BELEGT Anders als in den vorherigen Fällen ist der Fonds zur Finanzierung der kerntechnischen Entsorgung (KENFO) keine private oder familiäre Konstruktion, sondern eine Stiftung des öffentlichen Rechts — errichtet durch Bundesgesetz am 16. Juni 2017.
Der Hintergrund: Mit dem sogenannten Atomausstiegs-Deal von 2017 übertrugen die AKW-Betreiber ihre finanzielle Verantwortung für die Zwischen- und Endlagerung radioaktiver Abfälle gegen eine Einmalzahlung an den Staat. Seither verwaltet KENFO dieses Kapital am Kapitalmarkt, um aus den Erträgen die Entsorgungskosten zu finanzieren — konzeptionell ähnlich einem Staatsfonds nach norwegischem Vorbild.
BELEGT Über alle bisher in dieser Serie untersuchten Fälle hinweg (Bertelsmann, Schwarz, Albrecht, Bosch) zeigt sich ein wiederkehrendes Muster: Eine Minderheitsbeteiligung von oft unter einem Prozent reicht aus, um die Mehrheit der Stimmrechte an einem milliardenschweren Konzern zu kontrollieren, solange diese Minderheitsbeteiligung in der richtigen Rechtsform (Treuhand-KG, Verwaltungsgesellschaft) gehalten wird.

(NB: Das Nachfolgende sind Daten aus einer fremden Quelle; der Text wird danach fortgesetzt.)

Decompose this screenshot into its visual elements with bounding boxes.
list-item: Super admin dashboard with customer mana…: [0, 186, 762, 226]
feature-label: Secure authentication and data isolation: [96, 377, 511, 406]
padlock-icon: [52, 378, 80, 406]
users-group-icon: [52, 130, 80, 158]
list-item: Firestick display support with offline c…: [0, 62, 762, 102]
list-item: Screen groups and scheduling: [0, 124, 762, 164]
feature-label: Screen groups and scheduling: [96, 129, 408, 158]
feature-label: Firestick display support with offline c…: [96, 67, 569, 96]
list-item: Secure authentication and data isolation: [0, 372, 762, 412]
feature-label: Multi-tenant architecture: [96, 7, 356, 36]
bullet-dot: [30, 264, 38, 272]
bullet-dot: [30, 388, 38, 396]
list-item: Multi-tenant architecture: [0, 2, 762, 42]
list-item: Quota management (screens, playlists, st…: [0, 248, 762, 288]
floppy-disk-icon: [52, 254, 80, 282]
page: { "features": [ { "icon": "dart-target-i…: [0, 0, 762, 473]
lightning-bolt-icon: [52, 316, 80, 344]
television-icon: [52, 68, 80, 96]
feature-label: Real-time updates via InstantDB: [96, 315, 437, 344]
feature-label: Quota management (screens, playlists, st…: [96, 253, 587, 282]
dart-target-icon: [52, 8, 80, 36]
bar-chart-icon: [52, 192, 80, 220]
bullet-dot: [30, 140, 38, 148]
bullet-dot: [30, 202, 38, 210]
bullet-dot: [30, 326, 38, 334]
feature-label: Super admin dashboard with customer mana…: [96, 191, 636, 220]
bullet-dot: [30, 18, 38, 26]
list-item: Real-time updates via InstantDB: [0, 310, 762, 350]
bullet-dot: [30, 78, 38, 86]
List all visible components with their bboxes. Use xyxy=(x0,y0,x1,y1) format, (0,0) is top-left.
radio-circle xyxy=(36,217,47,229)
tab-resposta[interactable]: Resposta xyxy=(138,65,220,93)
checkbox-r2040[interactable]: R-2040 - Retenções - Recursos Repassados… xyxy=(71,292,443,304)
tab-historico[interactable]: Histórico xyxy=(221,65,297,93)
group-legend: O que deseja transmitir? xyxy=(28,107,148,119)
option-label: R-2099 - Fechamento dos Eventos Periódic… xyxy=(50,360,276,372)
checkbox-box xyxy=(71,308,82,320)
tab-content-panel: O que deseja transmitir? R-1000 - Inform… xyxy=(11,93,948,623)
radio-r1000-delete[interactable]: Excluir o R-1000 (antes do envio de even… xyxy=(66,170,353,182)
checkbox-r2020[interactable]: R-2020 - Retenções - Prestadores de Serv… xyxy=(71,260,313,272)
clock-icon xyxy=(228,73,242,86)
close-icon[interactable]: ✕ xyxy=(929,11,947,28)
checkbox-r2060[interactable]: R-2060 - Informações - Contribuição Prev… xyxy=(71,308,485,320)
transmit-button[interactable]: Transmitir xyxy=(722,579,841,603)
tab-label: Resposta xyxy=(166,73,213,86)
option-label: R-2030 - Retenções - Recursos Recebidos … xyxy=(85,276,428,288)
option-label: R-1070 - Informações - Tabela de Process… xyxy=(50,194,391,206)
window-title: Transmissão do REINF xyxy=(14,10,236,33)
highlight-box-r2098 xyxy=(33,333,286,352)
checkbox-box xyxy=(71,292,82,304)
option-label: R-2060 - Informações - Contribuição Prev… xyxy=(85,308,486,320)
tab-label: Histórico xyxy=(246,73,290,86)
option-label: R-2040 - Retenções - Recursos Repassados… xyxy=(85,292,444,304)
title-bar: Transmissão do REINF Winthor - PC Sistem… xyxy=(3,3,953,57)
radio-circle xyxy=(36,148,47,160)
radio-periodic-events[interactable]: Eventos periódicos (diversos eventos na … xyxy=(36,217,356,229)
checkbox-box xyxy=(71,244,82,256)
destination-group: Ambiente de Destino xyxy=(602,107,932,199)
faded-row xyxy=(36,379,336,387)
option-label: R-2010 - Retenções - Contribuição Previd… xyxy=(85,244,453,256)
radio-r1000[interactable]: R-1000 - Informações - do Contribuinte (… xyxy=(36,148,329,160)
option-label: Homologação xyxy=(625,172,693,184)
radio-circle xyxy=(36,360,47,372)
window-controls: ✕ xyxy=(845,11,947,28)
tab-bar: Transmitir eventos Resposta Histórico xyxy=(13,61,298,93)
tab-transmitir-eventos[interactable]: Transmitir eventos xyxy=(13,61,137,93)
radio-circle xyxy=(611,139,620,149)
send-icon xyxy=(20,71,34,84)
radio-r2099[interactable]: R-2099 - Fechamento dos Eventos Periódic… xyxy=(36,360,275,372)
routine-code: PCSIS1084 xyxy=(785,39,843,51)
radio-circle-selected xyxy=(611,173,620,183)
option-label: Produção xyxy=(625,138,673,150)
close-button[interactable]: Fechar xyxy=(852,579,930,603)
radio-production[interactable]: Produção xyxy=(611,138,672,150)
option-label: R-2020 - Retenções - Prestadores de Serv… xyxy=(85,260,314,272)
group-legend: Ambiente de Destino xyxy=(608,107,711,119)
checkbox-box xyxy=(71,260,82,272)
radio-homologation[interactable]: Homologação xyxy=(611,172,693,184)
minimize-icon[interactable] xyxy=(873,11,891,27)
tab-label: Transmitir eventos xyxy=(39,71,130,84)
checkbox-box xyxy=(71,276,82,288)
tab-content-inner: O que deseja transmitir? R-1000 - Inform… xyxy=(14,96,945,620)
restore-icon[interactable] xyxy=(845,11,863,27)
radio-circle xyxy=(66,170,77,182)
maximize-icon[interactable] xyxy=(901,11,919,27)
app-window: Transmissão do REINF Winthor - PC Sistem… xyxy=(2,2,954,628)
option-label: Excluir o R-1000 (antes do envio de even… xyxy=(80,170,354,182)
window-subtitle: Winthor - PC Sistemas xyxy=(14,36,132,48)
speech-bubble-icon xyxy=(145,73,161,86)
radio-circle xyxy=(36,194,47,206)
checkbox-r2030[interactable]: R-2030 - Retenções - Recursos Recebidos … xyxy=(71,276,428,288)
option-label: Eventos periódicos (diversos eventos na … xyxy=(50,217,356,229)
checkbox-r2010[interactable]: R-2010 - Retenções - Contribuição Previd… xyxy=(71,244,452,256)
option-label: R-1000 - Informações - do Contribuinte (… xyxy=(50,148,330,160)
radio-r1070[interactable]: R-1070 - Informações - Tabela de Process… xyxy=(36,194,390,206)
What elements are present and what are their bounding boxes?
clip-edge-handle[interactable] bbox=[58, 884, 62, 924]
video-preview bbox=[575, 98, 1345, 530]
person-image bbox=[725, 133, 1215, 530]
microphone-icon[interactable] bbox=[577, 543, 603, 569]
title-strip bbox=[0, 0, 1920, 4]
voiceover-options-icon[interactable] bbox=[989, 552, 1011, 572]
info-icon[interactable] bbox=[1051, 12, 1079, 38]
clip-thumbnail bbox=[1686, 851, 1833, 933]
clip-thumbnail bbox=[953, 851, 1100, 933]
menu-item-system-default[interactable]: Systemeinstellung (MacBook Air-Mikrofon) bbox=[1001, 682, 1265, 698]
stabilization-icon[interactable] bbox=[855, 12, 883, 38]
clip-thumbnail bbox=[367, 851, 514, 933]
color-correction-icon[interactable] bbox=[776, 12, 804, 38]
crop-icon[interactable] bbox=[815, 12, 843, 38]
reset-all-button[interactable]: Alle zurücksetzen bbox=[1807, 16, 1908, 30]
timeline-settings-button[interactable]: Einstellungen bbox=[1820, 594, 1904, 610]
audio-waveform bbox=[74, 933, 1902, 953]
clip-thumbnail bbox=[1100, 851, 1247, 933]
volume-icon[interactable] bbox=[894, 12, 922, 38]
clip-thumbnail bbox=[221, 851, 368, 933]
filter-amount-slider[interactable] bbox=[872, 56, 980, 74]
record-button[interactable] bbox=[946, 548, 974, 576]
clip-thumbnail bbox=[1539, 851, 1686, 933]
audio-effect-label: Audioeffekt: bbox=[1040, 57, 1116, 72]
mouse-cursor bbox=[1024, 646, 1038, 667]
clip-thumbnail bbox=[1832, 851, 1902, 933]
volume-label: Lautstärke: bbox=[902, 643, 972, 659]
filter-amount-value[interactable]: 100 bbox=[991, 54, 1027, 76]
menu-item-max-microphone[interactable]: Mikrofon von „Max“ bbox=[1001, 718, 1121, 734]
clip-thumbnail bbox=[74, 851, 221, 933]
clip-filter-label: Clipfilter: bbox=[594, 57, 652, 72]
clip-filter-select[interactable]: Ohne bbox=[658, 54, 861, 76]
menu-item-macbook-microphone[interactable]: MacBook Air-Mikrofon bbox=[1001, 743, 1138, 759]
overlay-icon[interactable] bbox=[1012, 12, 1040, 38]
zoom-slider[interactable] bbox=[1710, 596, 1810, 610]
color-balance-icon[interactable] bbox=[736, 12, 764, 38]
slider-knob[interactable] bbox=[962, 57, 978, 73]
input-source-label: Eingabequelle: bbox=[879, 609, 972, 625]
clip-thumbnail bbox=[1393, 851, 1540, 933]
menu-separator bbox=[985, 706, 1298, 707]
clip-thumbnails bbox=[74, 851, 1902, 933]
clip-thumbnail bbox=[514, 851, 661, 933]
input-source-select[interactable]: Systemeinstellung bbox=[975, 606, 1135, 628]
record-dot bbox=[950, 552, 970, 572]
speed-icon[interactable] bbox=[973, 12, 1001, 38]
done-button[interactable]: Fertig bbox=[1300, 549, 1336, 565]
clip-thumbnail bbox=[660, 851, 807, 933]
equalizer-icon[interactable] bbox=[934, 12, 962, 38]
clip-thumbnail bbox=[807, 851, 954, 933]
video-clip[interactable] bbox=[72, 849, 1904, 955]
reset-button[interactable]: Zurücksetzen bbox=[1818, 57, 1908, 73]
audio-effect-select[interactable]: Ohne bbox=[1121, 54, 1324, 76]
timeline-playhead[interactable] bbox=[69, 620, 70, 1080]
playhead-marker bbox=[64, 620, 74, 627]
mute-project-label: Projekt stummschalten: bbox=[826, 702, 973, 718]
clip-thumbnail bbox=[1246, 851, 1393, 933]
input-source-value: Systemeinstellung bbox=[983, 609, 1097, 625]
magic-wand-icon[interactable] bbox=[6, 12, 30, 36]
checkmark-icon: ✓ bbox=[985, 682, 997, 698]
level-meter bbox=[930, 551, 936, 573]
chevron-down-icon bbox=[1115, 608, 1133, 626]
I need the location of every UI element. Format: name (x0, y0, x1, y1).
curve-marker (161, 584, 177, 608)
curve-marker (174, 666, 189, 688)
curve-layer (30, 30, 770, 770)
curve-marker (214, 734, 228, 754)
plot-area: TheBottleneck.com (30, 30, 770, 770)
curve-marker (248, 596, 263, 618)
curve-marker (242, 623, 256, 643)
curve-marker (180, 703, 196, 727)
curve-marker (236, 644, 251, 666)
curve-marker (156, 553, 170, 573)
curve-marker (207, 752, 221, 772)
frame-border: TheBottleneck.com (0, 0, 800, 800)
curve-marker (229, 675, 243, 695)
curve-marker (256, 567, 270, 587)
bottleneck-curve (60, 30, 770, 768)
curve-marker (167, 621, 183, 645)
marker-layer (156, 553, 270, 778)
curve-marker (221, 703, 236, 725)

Bei VW tritt mit dem Land Niedersachsen erstmals ein staatlicher Akteur in genau diese Rolle der stimmrechtsstarken Minderheit — mit demokratisch gewählter Legitimation, aber ebenfalls ohne proportionalen Kapitalanteil.
Warum gilt die 0,01%-Kapital-für-93%-Stimmrecht-Konstruktion bei Bosch in der öffentlichen Wahrnehmung als vorbildlich, während eine strukturell nahezu identische Konstruktion bei Bertelsmann und Schwarz kritisch diskutiert wird?
Ist es sachgerecht, dass ein einzelnes Bundesland per Sondergesetz aus dem Jahr 1960 bis heute eine Sperrminorität bei einem globalen Automobilkonzern hält, unabhängig von seinem tatsächlichen Kapitalanteil?
Welche Kontrollmechanismen greifen, wenn — wie bei Bosch dokumentiert — dieselben Personen sowohl die operative Geschäftsführung als auch die sie kontrollierende Treuhandgesellschaft besetzen?